What are the values of bf_window and bf_resolution in your configuration?

>From the documentation of bf_window: "The default value is 1440
minutes (one day). A value at least as long as the highest allowed
time limit is generally advisable to prevent job starvation."

2017-06-16 1:16 GMT+02:00 Robbert Eggermont <[email protected]>:
>
> Hello,
>
> In our Slurm setup (now 17.02.4) I've noticed several times now that
> backfilled jobs push back the start time of the highest priority job.

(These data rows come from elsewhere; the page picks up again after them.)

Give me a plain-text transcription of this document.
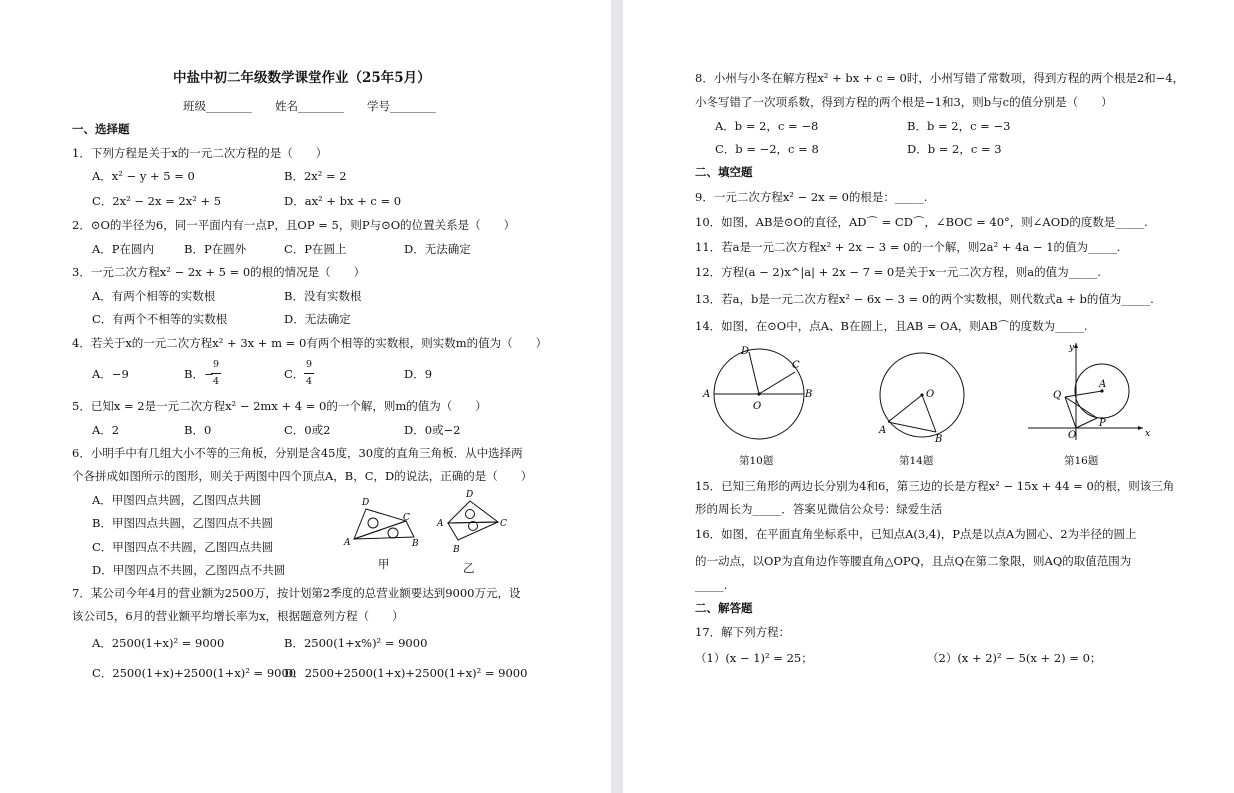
中盐中初二年级数学课堂作业（25年5月）
班级________　　姓名________　　学号________
一、选择题
1．下列方程是关于x的一元二次方程的是（　　）
A．x² − y + 5 = 0	B．2x² = 2
C．2x² − 2x = 2x² + 5	D．ax² + bx + c = 0
2．⊙O的半径为6，同一平面内有一点P，且OP = 5，则P与⊙O的位置关系是（　　）
A．P在圆内	B．P在圆外	C．P在圆上	D．无法确定
3．一元二次方程x² − 2x + 5 = 0的根的情况是（　　）
A．有两个相等的实数根	B．没有实数根
C．有两个不相等的实数根	D．无法确定
4．若关于x的一元二次方程x² + 3x + m = 0有两个相等的实数根，则实数m的值为（　　）
A．−9	B．−
9
4
C．
9
4
D．9
5．已知x = 2是一元二次方程x² − 2mx + 4 = 0的一个解，则m的值为（　　）
A．2	B．0	C．0或2	D．0或−2
6．小明手中有几组大小不等的三角板，分别是含45度，30度的直角三角板．从中选择两
个各拼成如图所示的图形，则关于两图中四个顶点A，B，C，D的说法，正确的是（　　）
A．甲图四点共圆，乙图四点共圆
B．甲图四点共圆，乙图四点不共圆
C．甲图四点不共圆，乙图四点共圆
D．甲图四点不共圆，乙图四点不共圆
A
D
C
B
甲
A
D
C
B
乙
7．某公司今年4月的营业额为2500万，按计划第2季度的总营业额要达到9000万元，设
该公司5，6月的营业额平均增长率为x，根据题意列方程（　　）
A．2500(1+x)² = 9000	B．2500(1+x%)² = 9000
C．2500(1+x)+2500(1+x)² = 9000
D．2500+2500(1+x)+2500(1+x)² = 9000
8．小州与小冬在解方程x² + bx + c = 0时，小州写错了常数项，得到方程的两个根是2和−4，
小冬写错了一次项系数，得到方程的两个根是−1和3，则b与c的值分别是（　　）
A．b = 2，c = −8	B．b = 2，c = −3
C．b = −2，c = 8	D．b = 2，c = 3
二、填空题
9．一元二次方程x² − 2x = 0的根是：_____.
10．如图，AB是⊙O的直径，AD⌒ = CD⌒，∠BOC = 40°，则∠AOD的度数是_____.
11．若a是一元二次方程x² + 2x − 3 = 0的一个解，则2a² + 4a − 1的值为_____.
12．方程(a − 2)x^|a| + 2x − 7 = 0是关于x一元二次方程，则a的值为_____.
13．若a，b是一元二次方程x² − 6x − 3 = 0的两个实数根，则代数式a + b的值为_____.
14．如图，在⊙O中，点A、B在圆上，且AB = OA，则AB⌒的度数为_____.
A	B
C
D
O
第10题
O
A
B
第14题
y
x
O
A
P
Q
第16题
15．已知三角形的两边长分别为4和6，第三边的长是方程x² − 15x + 44 = 0的根，则该三角
形的周长为_____．答案见微信公众号：绿爱生活
16．如图，在平面直角坐标系中，已知点A(3,4)，P点是以点A为圆心、2为半径的圆上
的一动点，以OP为直角边作等腰直角△OPQ，且点Q在第二象限，则AQ的取值范围为
_____.
二、解答题
17．解下列方程：
（1）(x − 1)² = 25；	（2）(x + 2)² − 5(x + 2) = 0；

> I'm not sure if this is due to a configuration error or an scheduler error,
> and since I'm having a hard time diagnosing what's happening, I was hoping
> for some insightful tips.
>
> What happens is that when the highest priority pending job needs a lot of
> resources (CPUs, ...), slurm will backfill lower priority jobs with less
> requirements but with a higher timelimit than the currently running jobs.
>
> For example, the highest priority job needs a full node, and the first node
> will become available in 6 days; our slurm will happily backfill all pending
> lower priority 2-CPU 7-day jobs on every possible node in the cluster, thus
> pushing back the highest priority job 1 day.
>
> Looking into the scheduler debugging info, I noticed some things I can't
> explain:
> 1) the highest priority job ("A") is not always scheduled to start on the
> first node ("1") that will become available;
> 2) in the same iteration, the backfill logic will start another, lower
> priority, smaller job with a timelimit longer than the expected start time
> of job "A" on the same node "1";
> 3) when "A" is scheduled to start on another node, the scheduled starting
> time remains the same (i.e. it is not updated to the time that the new node
> becomes available).
> 4) the scheduled starting time of the highest priority job ("A") is
> sometimes later than the time that the node becomes available;
>
> See below for some log entries for these events.
>
> Does anybody have an idea what's going on here, and how we can fix it?
>
> Robbert
>
>
> 1)
> JobID=1315558 has a scheduled start time on node maxwell of
> 2017-06-22T19:11:16; forcing it to another node (by draining maxwell)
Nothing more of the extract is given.